The Central Bank recently announced the outcome of its intensive inspection of 325 retail intermediaries (including insurance intermediaries) that it identified as non-compliant as each had failed to submit an Annual Return. The inspection has resulted in the majority of the firms concerned either becoming compliant or revoking their authorisations.
Over a fourteen week period, the Central Bank inspected the firms identified which involved performing unannounced on-site visits to 127 firms across 23 counties. The following are main points to note from the inspection:
- 134 firms have since sought voluntary revocation of their authorisation while 171 firms are now meeting reporting obligations.
- The Central Bank will utilise further supervisory powers in relation to the remaining 20 firms.
- A large number of the 171 firms that subsequently submitted Annual Returns showed potential areas of regulatory non-compliance and these firms are being pursued by the Central Bank.

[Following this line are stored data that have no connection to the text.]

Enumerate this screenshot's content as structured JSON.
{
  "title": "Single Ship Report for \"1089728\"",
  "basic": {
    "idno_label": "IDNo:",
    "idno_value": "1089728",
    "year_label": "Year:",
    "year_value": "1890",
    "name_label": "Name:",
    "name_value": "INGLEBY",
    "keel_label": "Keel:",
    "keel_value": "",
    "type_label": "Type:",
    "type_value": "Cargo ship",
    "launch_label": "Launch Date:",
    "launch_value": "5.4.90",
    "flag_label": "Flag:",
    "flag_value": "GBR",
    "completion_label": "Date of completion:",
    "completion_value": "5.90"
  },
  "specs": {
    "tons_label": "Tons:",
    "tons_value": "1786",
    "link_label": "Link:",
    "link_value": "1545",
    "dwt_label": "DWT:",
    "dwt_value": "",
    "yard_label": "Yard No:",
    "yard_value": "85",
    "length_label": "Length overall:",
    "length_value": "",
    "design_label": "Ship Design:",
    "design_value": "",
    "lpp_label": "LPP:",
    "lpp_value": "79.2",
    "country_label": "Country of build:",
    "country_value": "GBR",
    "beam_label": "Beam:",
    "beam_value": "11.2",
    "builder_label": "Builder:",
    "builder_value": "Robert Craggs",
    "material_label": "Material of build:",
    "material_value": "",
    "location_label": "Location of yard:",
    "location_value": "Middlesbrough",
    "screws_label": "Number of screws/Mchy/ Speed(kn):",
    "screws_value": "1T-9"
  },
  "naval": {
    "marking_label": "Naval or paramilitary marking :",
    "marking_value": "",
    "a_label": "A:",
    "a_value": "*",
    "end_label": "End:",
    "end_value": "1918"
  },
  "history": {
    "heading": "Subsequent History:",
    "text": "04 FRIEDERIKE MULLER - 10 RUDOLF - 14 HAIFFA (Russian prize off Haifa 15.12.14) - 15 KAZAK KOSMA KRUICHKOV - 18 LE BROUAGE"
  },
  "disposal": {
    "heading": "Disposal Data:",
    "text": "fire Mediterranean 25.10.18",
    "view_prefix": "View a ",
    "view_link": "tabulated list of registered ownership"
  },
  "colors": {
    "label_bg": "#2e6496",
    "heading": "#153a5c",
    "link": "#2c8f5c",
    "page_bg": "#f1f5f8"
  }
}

The Central Bank’s announcement emphasised the importance of the requirement for firms to submit their Annual Return. The returns are regarded by the Central Bank as a key supervisory tool which provides it with an efficient supervisory approach using automatic alerts to identify key risk indicators including where a firm fails key financial health checks or fails to have the correct level of professional indemnity insurance in place. The failure to submit an Annual Return can pose a serious threat to the Central Bank’s objectives, as non-compliance in one area can often be a sign of wider issues which can negatively impact on consumers.
The message for insurance intermediaries as a result of this Central Bank inspection is clear – the submission of a complete Annual Return is essential to help ensure that your firm is not raising red flags on the Central Bank’s supervisory radar.